Combining 2 columns into 1 column many times in a very large dataset in R
The awkward decisions I'm working on won't be very fast if I can get them to work, and the real data set is ~ 1500 X 45000, so they should be fast. I definitely lose 1) at the moment, although I have code for 2) and 3).
Here is an example of a toy data structure:
pop = data.frame(status = rbinom(n, 1, .42), sex = rbinom(n, 1, .5),
age = round(rnorm(n, mean=40, 10)), disType = rbinom(n, 1, .2),
rs123=c(1,3,1,3,3,1,1,1,3,1), rs123.1=rep(1, n), rs157=c(2,4,2,2,2,4,4,4,2,2),
rs157.1=c(4,4,4,2,4,4,4,4,2,2), rs132=c(4,4,4,4,4,4,4,4,2,2),
rs132.1=c(4,4,4,4,4,4,4,4,4,4))
Thus, there are several columns of basic demographic information, and then the remaining columns are dual-core SNP information. Example: rs123 is the rs123 allele 1 and rs123.1 is the second rs123 allele.
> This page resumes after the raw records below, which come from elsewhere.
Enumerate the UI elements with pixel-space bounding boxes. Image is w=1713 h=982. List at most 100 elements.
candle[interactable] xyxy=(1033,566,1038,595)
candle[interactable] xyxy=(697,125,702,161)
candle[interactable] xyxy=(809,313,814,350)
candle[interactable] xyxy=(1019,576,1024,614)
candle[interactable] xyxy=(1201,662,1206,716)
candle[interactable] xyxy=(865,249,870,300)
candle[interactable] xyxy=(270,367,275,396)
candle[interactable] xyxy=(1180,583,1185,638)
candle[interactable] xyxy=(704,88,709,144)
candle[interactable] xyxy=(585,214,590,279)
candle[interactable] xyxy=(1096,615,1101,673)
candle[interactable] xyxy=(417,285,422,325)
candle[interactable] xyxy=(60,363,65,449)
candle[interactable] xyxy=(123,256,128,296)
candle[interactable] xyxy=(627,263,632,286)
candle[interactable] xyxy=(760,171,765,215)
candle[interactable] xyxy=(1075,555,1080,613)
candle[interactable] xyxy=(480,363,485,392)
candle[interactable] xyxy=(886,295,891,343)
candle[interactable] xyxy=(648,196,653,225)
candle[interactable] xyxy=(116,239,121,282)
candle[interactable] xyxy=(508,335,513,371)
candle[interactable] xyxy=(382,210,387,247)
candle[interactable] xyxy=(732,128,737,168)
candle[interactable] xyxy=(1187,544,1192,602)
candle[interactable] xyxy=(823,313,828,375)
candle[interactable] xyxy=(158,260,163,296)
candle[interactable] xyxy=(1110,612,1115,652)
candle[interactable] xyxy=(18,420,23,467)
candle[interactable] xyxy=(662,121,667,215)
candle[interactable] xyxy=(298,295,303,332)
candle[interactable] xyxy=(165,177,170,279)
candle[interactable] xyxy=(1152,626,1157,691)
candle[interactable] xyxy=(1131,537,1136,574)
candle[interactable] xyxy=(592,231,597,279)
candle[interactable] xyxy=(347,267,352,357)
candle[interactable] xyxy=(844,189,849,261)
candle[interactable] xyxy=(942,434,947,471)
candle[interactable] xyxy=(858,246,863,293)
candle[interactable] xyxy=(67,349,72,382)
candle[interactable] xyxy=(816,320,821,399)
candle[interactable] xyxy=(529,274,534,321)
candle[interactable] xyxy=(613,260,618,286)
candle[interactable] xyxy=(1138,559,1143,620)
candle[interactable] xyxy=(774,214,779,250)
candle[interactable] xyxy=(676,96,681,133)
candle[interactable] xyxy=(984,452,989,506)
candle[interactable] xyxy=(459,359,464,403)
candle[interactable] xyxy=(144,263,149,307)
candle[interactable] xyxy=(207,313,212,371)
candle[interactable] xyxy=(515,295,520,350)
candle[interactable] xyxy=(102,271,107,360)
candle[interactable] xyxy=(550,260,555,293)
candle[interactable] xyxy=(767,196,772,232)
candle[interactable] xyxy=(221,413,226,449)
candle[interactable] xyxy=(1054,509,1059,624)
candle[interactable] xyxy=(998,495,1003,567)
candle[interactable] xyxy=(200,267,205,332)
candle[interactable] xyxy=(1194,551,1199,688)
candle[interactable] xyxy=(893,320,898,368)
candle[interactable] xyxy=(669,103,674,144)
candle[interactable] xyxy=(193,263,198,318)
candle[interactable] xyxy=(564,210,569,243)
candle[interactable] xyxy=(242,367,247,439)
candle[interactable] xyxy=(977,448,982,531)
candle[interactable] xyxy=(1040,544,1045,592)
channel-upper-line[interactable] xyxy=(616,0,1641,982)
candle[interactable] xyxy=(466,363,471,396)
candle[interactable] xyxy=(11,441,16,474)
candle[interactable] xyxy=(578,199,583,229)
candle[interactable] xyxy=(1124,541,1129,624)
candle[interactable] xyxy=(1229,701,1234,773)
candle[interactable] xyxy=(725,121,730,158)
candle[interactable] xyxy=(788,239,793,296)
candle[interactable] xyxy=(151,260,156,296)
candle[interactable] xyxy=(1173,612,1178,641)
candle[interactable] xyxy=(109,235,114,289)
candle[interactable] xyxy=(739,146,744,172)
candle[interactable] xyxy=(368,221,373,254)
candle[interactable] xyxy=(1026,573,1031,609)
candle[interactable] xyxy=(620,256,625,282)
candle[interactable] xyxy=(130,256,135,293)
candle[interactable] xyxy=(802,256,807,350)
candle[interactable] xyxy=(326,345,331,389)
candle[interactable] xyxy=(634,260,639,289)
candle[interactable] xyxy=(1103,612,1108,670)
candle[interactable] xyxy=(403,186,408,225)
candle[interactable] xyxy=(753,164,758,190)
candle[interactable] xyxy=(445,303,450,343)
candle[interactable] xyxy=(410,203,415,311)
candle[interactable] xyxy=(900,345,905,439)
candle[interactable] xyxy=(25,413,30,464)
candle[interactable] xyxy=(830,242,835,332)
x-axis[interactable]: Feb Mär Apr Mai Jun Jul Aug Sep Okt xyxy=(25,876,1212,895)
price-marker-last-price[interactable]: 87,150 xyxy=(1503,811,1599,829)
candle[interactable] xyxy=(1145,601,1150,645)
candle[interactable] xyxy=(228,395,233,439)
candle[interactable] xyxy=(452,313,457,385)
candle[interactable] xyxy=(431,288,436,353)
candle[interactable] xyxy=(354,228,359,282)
1) I need to combine all the two-dimensional SNP data that are currently in 2 columns into 1 column, so for example: rs123 and rs123.1 into one column (but inside the dataset):
11
31
11
31
31
11
11
11
31
11
2) I need to determine the least frequent SNP value (in the example above it is 31).
3) I need to replace the least frequent SNP value with 1, and the other (s) with 0.